Au cœur de la réflexion scientifique de Hanns Ullrich figurent la promotion du progrès technologique et la sauvegarde de la libre concurrence, deux enjeux juridiques et économiques majeurs annoncés par le titre même des Mélanges qui viennent de lui être offerts. Généralement, c’est le système de propriété intellectuelle, et plus particulièrement de propriété industrielle, qui est censé promouvoir le progrès technologique. La tâche de protéger le jeux de la concurrence dans toutes ces dimensions revient en revanche au droit de la concurrence. Toutefois, comme l’a rappelé dernièrement Hanns Ullrich dans les pages de cette revue, les deux corps de droit sont loin d’être parfaitement indépendants l’un de l’autre. Bien au contraire, l’octroi de droits exclusifs de propriété intellectuelle se doit d’être reconnu et éclairé avant tout par son intégration dans l’ordre concurrentiel de marché. Il n’est donc pas surprenant que le droit de la concurrence soit régulièrement appelé au secours, dans le but de corriger une insuffisance éventuelle du fonctionnement du système de protection de la propriété intellectuelle, surtout de « surprotection » allégée. Cependant c’est avant tout en formulant des limites intrinsèques à la protection qui soient efficaces et appropriés que le système de propriété intellectuelle est censé assurer sa fonctionnalité et songer à son acceptation.
De toute évidence, la tâche qui revient au droit de la propriété intellectuelle n’est pas facile à accomplir, comme en témoignent plusieurs des contributions rassemblées dans la première partie de l’ouvrage, intitulée «Trop de protection de la propriété intellectuelle?». Pour ce qui est par exemple du droit des brevets, face à un élargissement excessif de la définition d’invention brevetable, on aurait délaissé l’intérêt général au maintien du domaine public du savoir, c'est-à-dire de la source principale de nouvelles connaissances protégeables et non protégeables. Il en serait pas moins inquiétant pour les critères d’exception à la protection, trop souvent conçus d’une façon insuffisante et interprétés trop rigidement pour pouvoir offrir un remède efficace aux risques de « surprotection ». Par ailleurs, ainsi que la jurisprudence communautaire en matière de droit des marques l’a maintes fois accompli en s’appuyant sur le concept de « concurrence non faussée », dans plusieurs cas il suffirait probablement d’interpréter et d’appliquer le droit de la propriété intellectuelle dans une véritable perspective de libre concurrence. Mais il est aussi indéniable que depuis quelques années, comme soulignent plusieurs contributions, les technologies et de leurs besoins de protection changent plus rapidement que dans le passé et qu’il y a eu une transformation non négligeable des modes d’exploitation des droits de la propriété intellectuelles, il suffit de penser à la commercialisation de l’invention en tant que telle et à la exploitation sous forme immatérielle des œuvres protégés, par exemple les programmes d’ordinateurs. En outre, des nouveaux modèles économiques d’innovation ont émergé, voir par exemple le mouvement open source dans l’industrie de l’informatique. Par conséquent, le législateur pourrait être appelé à corriger les déficits systématiques de protection par modification de la réglementation-cadre avec plus de fréquence, mais aussi peut-être moins d’assurance, qu’auparavant.

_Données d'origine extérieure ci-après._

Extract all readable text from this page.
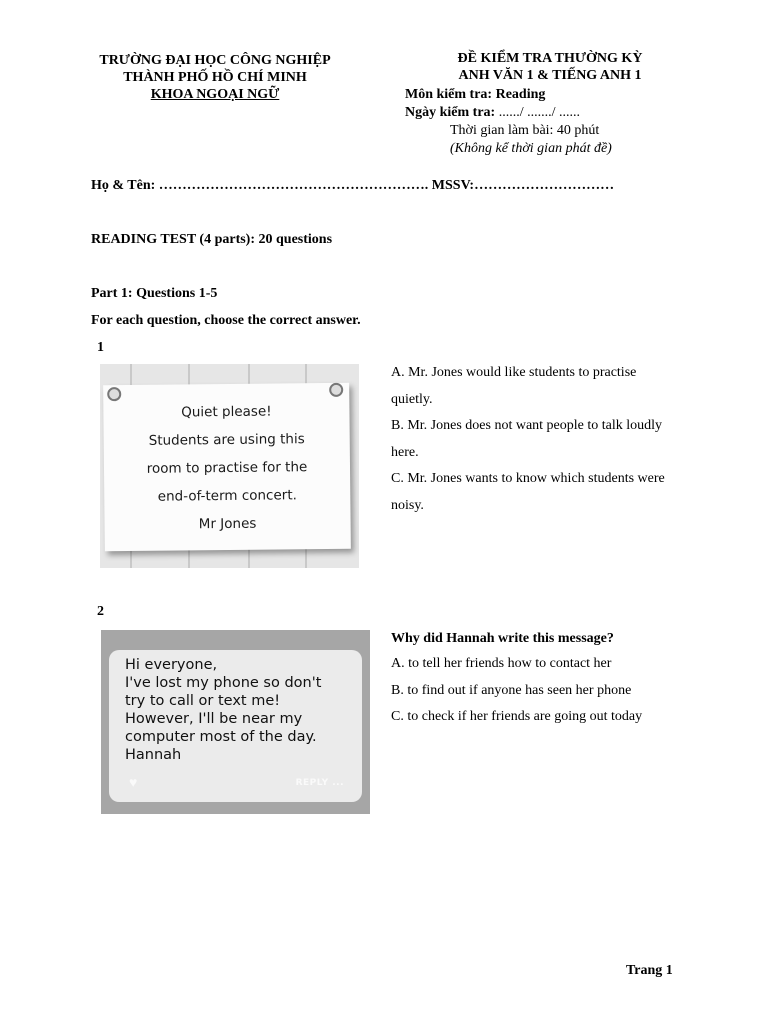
TRƯỜNG ĐẠI HỌC CÔNG NGHIỆP
THÀNH PHỐ HỒ CHÍ MINH
KHOA NGOẠI NGỮ
ĐỀ KIỂM TRA THƯỜNG KỲ
ANH VĂN 1 & TIẾNG ANH 1
Môn kiểm tra: Reading
Ngày kiểm tra: ....../ ......./ ......
Thời gian làm bài: 40 phút
(Không kể thời gian phát đề)
Họ & Tên: …………………………………………………. MSSV:…………………………
READING TEST (4 parts): 20 questions
Part 1: Questions 1-5
For each question, choose the correct answer.
1
Quiet please!
Students are using this
room to practise for the
end-of-term concert.
Mr Jones
A. Mr. Jones would like students to practise
quietly.
B. Mr. Jones does not want people to talk loudly
here.
C. Mr. Jones wants to know which students were
noisy.
2
Hi everyone,
I've lost my phone so don't
try to call or text me!
However, I'll be near my
computer most of the day.
Hannah
♥	REPLY ...
Why did Hannah write this message?
A. to tell her friends how to contact her
B. to find out if anyone has seen her phone
C. to check if her friends are going out today
Trang 1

Les contributions de la deuxième partie, intitulée « Protéger la concurrence », s’accordent pour souligner que le droit de la concurrence non plus n’est épargné par profondes mutations et tensions. D’une part, on assiste à une convergence assez poussée entre régimes nationaux de concurrence au sein de la Communauté Européenne, même si des différences, parfois « regrettables », résistent, par exemple le maintien, si ce n’est accentuation, du caractère politique du contrôle des opérations de concentration en France. De l’autre, on peut douter que l’approche dite « plus économique » du droit de la concurrence, affichée depuis plus d’une décennie par la Commission européenne, ait véritablement amené à une analyse des pratiques restrictives plus cohérente, rigoureuse et efficace. Ce qui est évident, en revanche, c’est que la nouvelle approche a servi parfois à légitimer une démarche « pro-active » de politique industrielle en vue d’objectifs préétablis. Or, il n’est pas surprenant de remarquer que parmi les amis et collègues de Hanns Ullrich plusieurs seraient favorables à une renaissance du concept de la « liberté de concurrence », si cher à la doctrine économique dynamique allemande et à l’école autrichienne.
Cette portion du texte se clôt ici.